Le développement de la science passe par la clarté du discours, car, comme le souligne le créateur de « la physique expérimentale de l’âme », la plupart des controverses naissent des failles générées par le commerce des mots. Il n’est donc pas de clarté du discours sans clarté du lexique. Celle-ci passe par deux voies : la fixation du sens, car, comme le souligne Leibniz, les savants changent trop souvent de dénominations, et la construction des termes motivés les uns par rapport au autres, afin de mettre en évidence l’organisation du monde. Ce problème, s’il n’est pas jugé central par Pascal, s’il est simplement évoqué dans son rapport avec la définition de nom dans La logique ou l’art de Penser, devient majeur pour Locke. L’inadaptation des termes (les signifiants opaques, non pertinents ou les signifiés flous, inadaptés), obstacle majeur à l’efficacité du discours, provient de ce qu’ils ont été créés avant que les hommes aient eu une réelle maîtrise du monde et de son organisation. Cependant, les noms n’étant en premier lieu qu’une imposition arbitraire de sons aux choses, l’adéquation du langage à la réalité ne peut passer que par la meilleure détermination de l’aire et de la structure conceptuelle des objets et des faits. Cette programmatique nominale, qui postule la corrélation du progrès de la connaissance avec le progrès du langage grâce à un lexique structuré, est celle des naturalistes comme des universalistes anglais, qui privilégient le lexique au détriment de la syntaxe.

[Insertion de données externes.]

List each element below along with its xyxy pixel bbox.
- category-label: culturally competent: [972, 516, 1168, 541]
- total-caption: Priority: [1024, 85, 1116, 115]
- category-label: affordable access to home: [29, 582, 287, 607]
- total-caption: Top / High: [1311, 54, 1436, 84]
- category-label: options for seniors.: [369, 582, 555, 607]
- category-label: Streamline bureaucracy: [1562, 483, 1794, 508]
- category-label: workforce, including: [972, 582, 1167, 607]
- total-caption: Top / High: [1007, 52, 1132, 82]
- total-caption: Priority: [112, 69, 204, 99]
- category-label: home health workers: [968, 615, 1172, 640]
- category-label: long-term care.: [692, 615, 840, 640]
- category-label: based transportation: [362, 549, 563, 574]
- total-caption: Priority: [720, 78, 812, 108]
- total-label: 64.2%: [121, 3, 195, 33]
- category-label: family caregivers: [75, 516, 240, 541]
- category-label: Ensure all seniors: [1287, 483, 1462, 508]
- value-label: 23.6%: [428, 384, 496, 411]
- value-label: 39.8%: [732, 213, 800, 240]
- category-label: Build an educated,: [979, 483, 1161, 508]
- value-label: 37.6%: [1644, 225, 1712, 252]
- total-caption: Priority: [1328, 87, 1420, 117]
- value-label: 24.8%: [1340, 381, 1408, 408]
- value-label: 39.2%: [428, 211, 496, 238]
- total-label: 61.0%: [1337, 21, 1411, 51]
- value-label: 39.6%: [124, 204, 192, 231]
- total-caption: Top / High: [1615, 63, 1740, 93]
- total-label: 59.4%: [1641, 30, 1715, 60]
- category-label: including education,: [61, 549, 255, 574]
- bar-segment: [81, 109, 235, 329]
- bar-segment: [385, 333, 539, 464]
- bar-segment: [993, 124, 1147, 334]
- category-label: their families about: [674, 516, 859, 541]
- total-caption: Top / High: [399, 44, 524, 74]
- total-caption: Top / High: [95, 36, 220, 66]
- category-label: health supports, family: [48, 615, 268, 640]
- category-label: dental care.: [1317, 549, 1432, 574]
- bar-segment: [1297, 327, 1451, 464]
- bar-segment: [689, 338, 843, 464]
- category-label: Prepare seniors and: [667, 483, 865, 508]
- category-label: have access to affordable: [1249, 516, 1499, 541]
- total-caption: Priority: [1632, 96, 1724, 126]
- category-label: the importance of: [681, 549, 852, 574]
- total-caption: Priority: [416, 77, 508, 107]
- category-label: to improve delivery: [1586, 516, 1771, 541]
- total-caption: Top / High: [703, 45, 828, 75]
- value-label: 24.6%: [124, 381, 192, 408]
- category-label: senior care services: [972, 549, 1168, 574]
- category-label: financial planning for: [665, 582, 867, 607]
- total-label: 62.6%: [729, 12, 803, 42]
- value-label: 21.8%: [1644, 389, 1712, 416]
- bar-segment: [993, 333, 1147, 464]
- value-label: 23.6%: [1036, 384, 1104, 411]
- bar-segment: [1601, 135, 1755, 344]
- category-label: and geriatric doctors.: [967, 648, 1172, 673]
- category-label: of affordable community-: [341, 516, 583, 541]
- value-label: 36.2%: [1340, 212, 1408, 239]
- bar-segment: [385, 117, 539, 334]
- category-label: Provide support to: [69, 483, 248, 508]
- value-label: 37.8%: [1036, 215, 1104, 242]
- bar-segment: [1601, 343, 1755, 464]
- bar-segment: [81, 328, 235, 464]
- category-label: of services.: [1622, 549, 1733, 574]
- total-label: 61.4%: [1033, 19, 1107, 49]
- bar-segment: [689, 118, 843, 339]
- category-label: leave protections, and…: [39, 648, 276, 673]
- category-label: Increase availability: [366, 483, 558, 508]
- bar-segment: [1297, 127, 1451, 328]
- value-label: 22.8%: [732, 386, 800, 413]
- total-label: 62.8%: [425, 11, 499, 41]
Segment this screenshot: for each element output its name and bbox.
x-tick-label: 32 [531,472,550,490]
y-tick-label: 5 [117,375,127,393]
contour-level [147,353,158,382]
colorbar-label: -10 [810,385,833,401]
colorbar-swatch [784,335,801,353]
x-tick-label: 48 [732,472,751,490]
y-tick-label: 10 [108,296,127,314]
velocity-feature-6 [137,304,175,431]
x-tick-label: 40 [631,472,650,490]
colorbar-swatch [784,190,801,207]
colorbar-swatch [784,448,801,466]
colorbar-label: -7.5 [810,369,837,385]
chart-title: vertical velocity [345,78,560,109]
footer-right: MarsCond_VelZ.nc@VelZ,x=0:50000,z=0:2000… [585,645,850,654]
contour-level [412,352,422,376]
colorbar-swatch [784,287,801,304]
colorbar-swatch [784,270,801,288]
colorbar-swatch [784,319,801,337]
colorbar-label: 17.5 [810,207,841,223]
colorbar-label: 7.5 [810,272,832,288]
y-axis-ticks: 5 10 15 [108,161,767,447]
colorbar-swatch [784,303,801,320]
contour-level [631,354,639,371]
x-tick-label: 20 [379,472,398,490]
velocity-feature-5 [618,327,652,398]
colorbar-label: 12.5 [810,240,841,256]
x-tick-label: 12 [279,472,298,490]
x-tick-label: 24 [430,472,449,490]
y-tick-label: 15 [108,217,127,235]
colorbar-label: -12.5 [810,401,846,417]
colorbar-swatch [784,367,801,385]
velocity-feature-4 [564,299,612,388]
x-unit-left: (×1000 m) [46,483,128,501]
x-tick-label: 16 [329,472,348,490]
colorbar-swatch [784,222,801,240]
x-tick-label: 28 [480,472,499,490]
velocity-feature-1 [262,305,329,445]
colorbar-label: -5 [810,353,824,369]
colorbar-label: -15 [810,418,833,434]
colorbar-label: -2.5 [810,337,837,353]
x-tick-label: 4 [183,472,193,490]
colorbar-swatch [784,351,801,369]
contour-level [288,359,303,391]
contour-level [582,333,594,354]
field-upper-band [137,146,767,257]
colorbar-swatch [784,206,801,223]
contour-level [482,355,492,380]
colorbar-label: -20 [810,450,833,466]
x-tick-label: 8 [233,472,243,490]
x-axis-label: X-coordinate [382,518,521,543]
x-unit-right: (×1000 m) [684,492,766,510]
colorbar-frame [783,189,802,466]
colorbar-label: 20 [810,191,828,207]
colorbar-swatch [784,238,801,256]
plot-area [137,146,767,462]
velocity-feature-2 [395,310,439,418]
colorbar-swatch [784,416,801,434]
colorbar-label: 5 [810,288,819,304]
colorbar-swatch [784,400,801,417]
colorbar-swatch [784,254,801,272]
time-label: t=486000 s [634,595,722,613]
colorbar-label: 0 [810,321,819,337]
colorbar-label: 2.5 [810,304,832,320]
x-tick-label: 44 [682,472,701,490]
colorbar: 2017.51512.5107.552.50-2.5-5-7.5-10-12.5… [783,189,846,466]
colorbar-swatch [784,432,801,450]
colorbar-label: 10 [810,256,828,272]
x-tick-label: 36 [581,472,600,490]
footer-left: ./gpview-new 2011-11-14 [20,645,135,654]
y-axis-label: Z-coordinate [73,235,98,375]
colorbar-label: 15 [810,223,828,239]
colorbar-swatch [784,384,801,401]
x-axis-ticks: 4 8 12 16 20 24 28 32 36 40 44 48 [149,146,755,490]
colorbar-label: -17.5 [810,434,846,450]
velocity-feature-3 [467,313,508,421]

Mais l’approche syntaxique apportera également sa pierre à l’édifice de la philosophie du langage avec la grammaire générale, qui vise à établir les lois sous-jacentes à la diversité apparente des langues. Au nombre des héritiers de cette méthodologie mécaniste, Condillac assimilera le fonctionnement de l’intellect au mécanisme d’une montre qu’il convient de démonter pour en comprendre l’ordonnancement et le fonctionnement : l’ordre des mots est celui des idées. La langue des calculs (1798) vise à démontrer que « toute langue est une méthode analytique, et toute méthode analytique est une langue », méthode analytique dont les principes et les règles sont enseignés par la grammaire (Grammaire, 1775). L’art de penser se confond avec l’art de parler, approche qui place le langage au centre de la réflexion. Condillac différencie, comme Beauzée l’a fait avant lui, la grammaire générale, métagrammaire qui travaille sur la structure profonde et vise à déterminer les principes généraux et immuables du langage, et les méthodes propres à chaque langue, les grammaires particulières. La grammaire générale trouvera une héritière dans la grammaire comparée, au sens où toutes deux recherchent les mécanismes reliant la pensée à son actualisation dans le discours. La grammaire comparée se donne cependant comme projet supplémentaire d’analyser les moyens spécifiques mis en oeuvre dans les langues, reflets de la spécificité d’appréhension du monde par les peuples, et réelle incarnation de leur génie. Elle convergera alors avec la philologie, qui, par un changement méthodologique dans la direction empiriste, accède au statut de science. L’heure n’est plus à la recherche de la langue d’Adam – on ne croit plus au cratylisme – mais plutôt à celle des processus et origines communs, voie scientifique, qui constitue le chemin le plus sûr vers le double Graal de l’étude des langues : les liens pensée/langage et le dépassement de la diversité des idiomes. En inversant les rapports entre langage et connaissance, la période moderne se clôt sur la solution de son problème inaugural : le lien entre le langage et la connaissance du monde est celui que crée la langue. Le sensualisme a trouvé la solution au double problème posé par Babel.